Linda Robertson

In My Opinion

Lance Armstrong delusions fading fast

 
WEB VOTE What best describes your feelings about Lance Armstrong's downfall?

lrobertson@MiamiHerald.com

Eighty million yellow wristbands worn as symbols of hope now represent duplicity.

Seven yellow jerseys worn as mantles of a champion now represent fraud.

Who is Lance Armstrong? Tour de France winner, cancer survivor, heroic conqueror of mountains and adversity. But we always had suspicions, and finally we know the truth: Armstrong is a con man.

People who still think otherwise are deluding themselves the same way Armstrong deluded them.

There’s a saying among athletes that only dopes get caught for doping. And only dopes believe stories that are too good to be true. Armstrong doped and duped with equal precision.

“We were good actors,” Armstrong teammate Tyler Hamilton said. “We had two faces.”

Nike terminated Armstrong’s contract Wednesday, citing “insurmountable evidence” that Armstrong “misled” his sponsor for a decade. When Nike disowns one of its stars, particularly one whose Livestrong brand adorns 98 different products, you know he is poison. Nike stood by Tiger Woods when he was revealed to be a serial adulterer and Kobe Bryant when he was charged with sexual assault (charges later dropped). Nike re-signed Michael Vick after he served prison time for animal cruelty.

But Nike wants nothing more to do with a defiant cheater who often played the cancer card when deflecting criticism, evading questions and belittling doubters. He used to say any insinuation that he put toxins in his body again after undergoing cancer treatment was insensitive to what he and other patients went through.

Livestrong? Armstrong was living a lie.

In the Hall of Shame, Armstrong’s hubris ranks as more rancid than that of Barry Bonds, a mean, paranoid jerk. Armstrong can be a jerk, too, albeit a charismatic one. But the Armstrong myth was not just fostered by dishonesty but by the deep emotions of his fans. Bonds produced disgust.
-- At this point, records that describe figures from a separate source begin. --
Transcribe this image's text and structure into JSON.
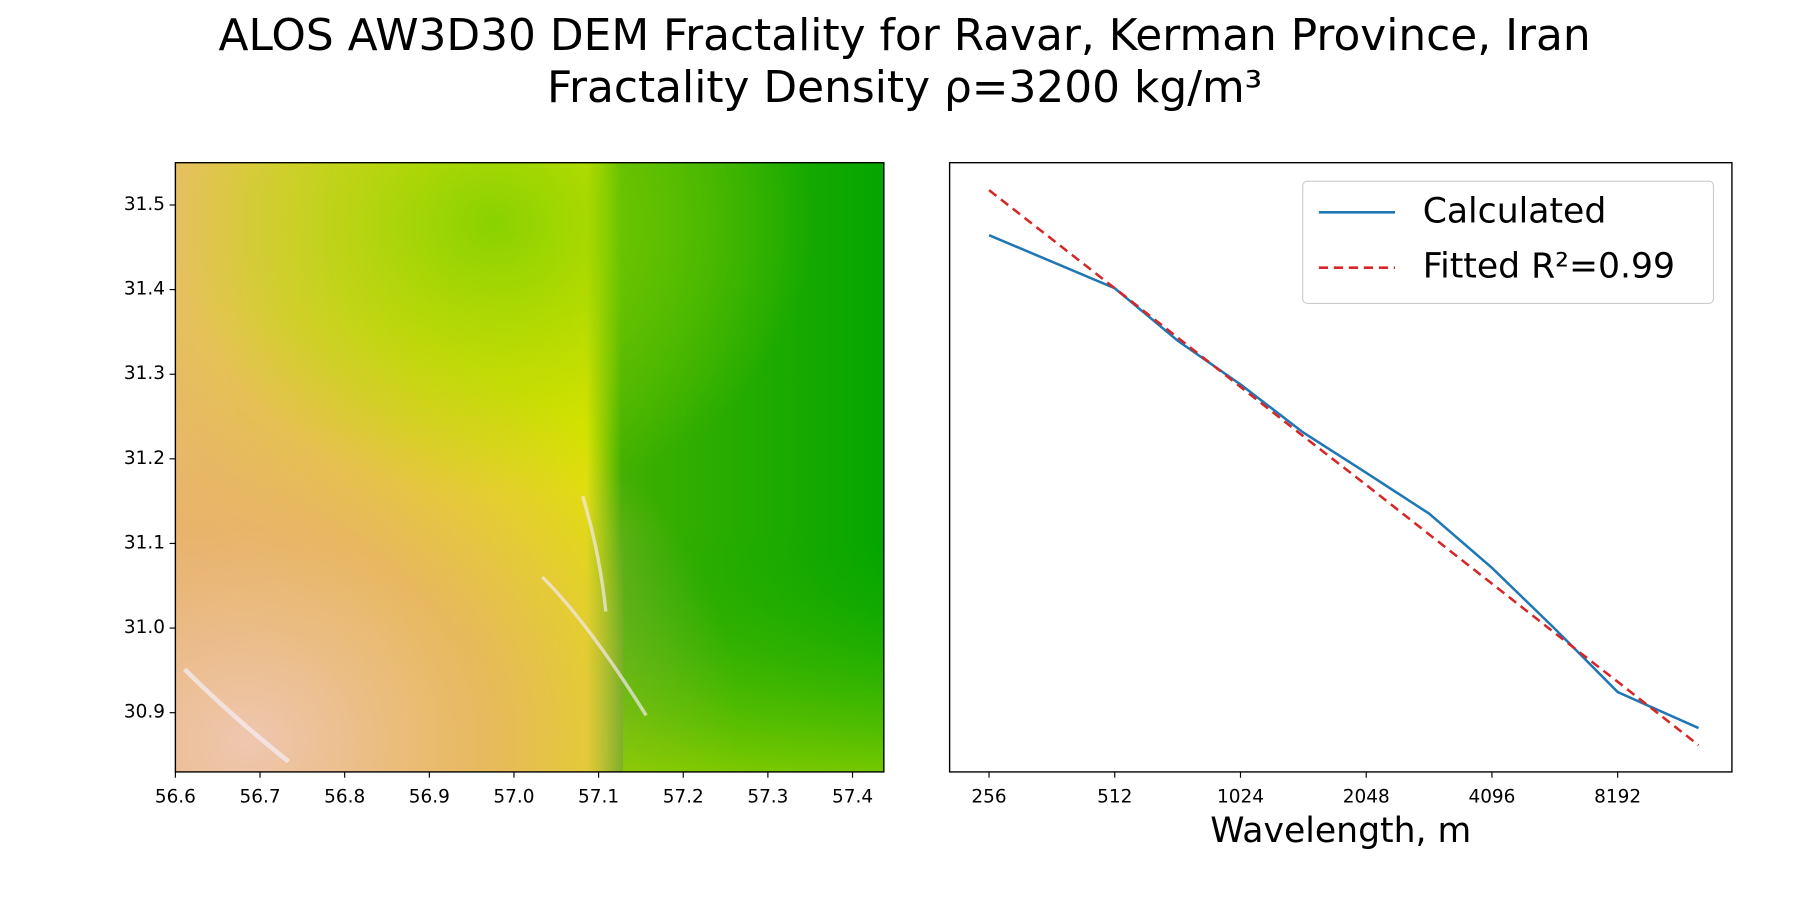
{
  "chart_data": [
    {
      "type": "image",
      "title": "ALOS AW3D30 DEM Fractality for Ravar, Kerman Province, Iran",
      "xlim": [
        56.6,
        57.437
      ],
      "ylim": [
        30.83,
        31.55
      ],
      "xticks": [
        56.6,
        56.7,
        56.8,
        56.9,
        {
          "value": 57,
          "label": "57.0"
        },
        57.1,
        57.2,
        57.3,
        57.4
      ],
      "yticks": [
        30.9,
        {
          "value": 31,
          "label": "31.0"
        },
        31.1,
        31.2,
        31.3,
        31.4,
        31.5
      ]
    },
    {
      "type": "line",
      "title": "Fractality Density ρ=3200 kg/m³",
      "xlabel": "Wavelength, m",
      "xscale": "log",
      "xlim": [
        206,
        15380
      ],
      "ylim": [
        0,
        1
      ],
      "xticks": [
        256,
        512,
        1024,
        2048,
        4096,
        8192
      ],
      "x": [
        256,
        512,
        724,
        1024,
        1448,
        2048,
        2896,
        4096,
        5793,
        8192,
        12800
      ],
      "legend": "upper right",
      "series": [
        {
          "name": "Calculated",
          "color": "#1f77b4",
          "style": "solid",
          "values": [
            0.881,
            0.794,
            0.708,
            0.636,
            0.557,
            0.491,
            0.424,
            0.335,
            0.235,
            0.131,
            0.072
          ]
        },
        {
          "name": "Fitted R²=0.99",
          "color": "#d62728",
          "style": "dashed",
          "values": [
            0.955,
            0.794,
            0.713,
            0.632,
            0.551,
            0.471,
            0.39,
            0.309,
            0.228,
            0.148,
            0.044
          ]
        }
      ]
    }
  ]
}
Armstrong broke hearts.

Minutes before Nike blacklisted Armstrong, he announced his resignation as chairman of the cancer awareness foundation he created in 1997 and built into a powerful charitable force. He said he didn’t want Livestrong to suffer “negative effects from the controversy surrounding my cycling career.”
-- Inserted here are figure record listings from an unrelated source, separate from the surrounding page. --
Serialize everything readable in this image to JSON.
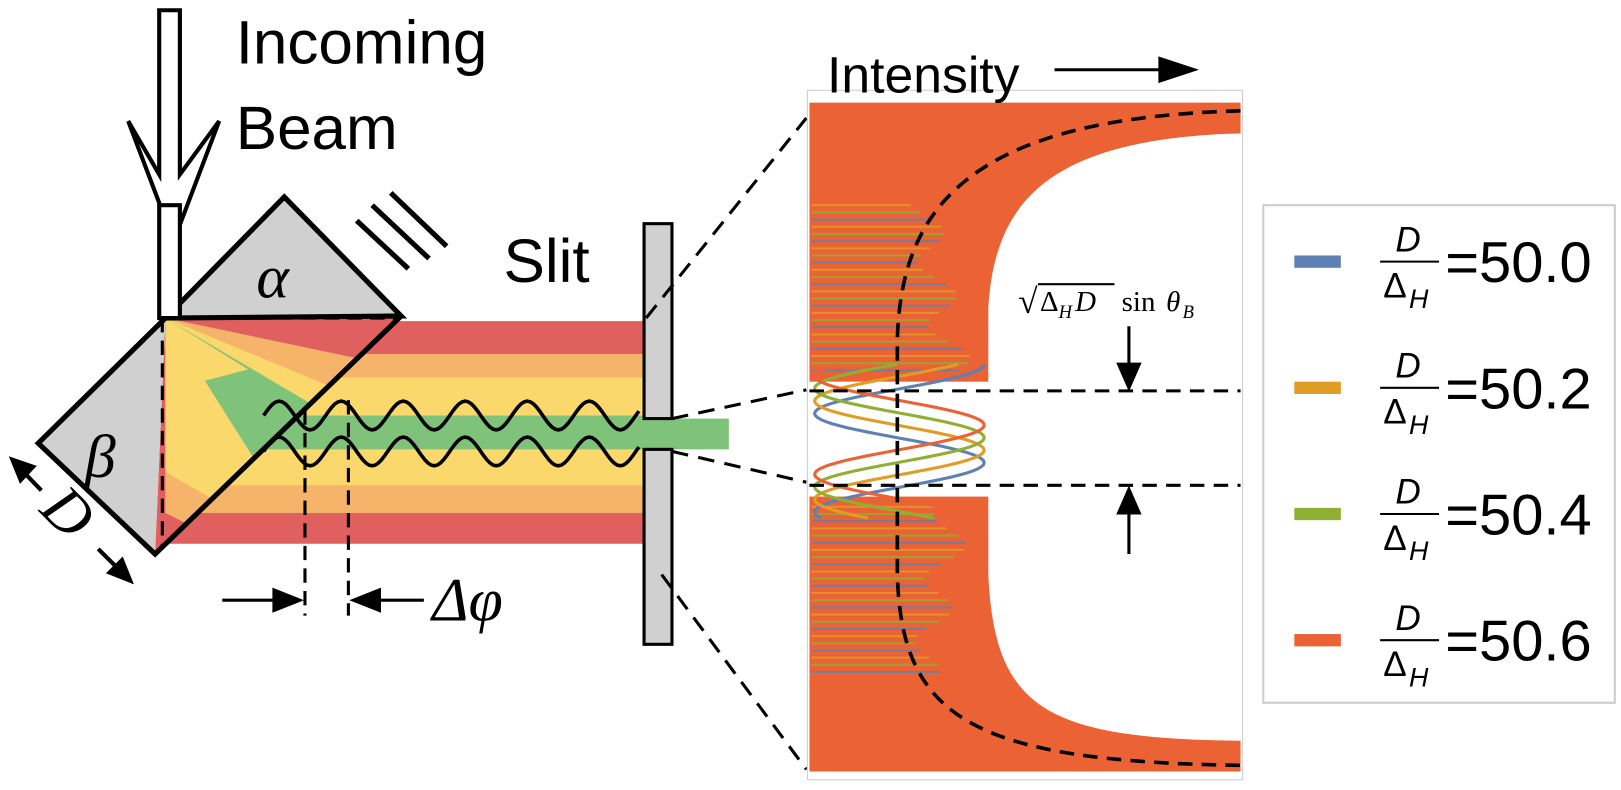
{
  "labels": {
    "incoming": "Incoming",
    "beam": "Beam",
    "alpha": "α",
    "beta": "β",
    "d": "D",
    "slit": "Slit",
    "delta_phi": "Δφ",
    "intensity": "Intensity"
  },
  "formula": {
    "sqrt_symbol": "√",
    "delta": "Δ",
    "delta_sub": "H",
    "d": "D",
    "sin": "sin",
    "theta": "θ",
    "theta_sub": "B"
  },
  "legend": [
    {
      "numerator": "D",
      "denominator": "Δ",
      "subscript": "H",
      "value": "=50.0",
      "color": "#5e81b5"
    },
    {
      "numerator": "D",
      "denominator": "Δ",
      "subscript": "H",
      "value": "=50.2",
      "color": "#e19c24"
    },
    {
      "numerator": "D",
      "denominator": "Δ",
      "subscript": "H",
      "value": "=50.4",
      "color": "#8fb032"
    },
    {
      "numerator": "D",
      "denominator": "Δ",
      "subscript": "H",
      "value": "=50.6",
      "color": "#eb6235"
    }
  ]
}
Armstrong, 41, was stripped of his seven Tour titles and banned from competition for life by the United States Anti-Doping Agency after an investigation proved he was user, leader and enforcer of systematic, sophisticated doping practices on his U.S. Postal Service team, USADA said.
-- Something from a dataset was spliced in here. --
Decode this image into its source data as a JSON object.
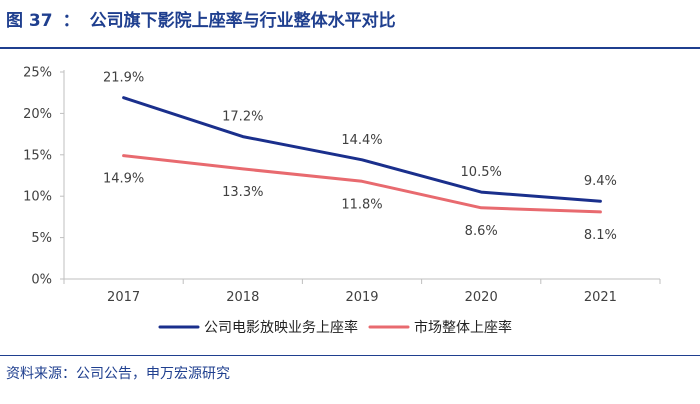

Armstrong decided not to challenge the findings or cross-examine his accusers in an arbitration hearing. USADA released a dossier last week with nearly 1,000 pages of sworn testimony from 26 witnesses, lab reports, emails and financial records.

The report pieced together the fragments that have eroded Armstrong’s granite reputation through the years. Armstrong used performance enhancers EPO, human growth hormone, steroids and oxygen-boosting blood transfusions. He pressured teammates to do the same or find another job. He stored drugs in his refrigerators in Nice, France, and Girona, Spain. He eluded testers by planting lookouts at team hotels, sneaking masking agent IVs into his room, being unclear about his whereabouts, hiding syringes and covering up a positive result. He made $1 million in payments to a creepy, nefarious physician known in cycling as “Dr. Blood.”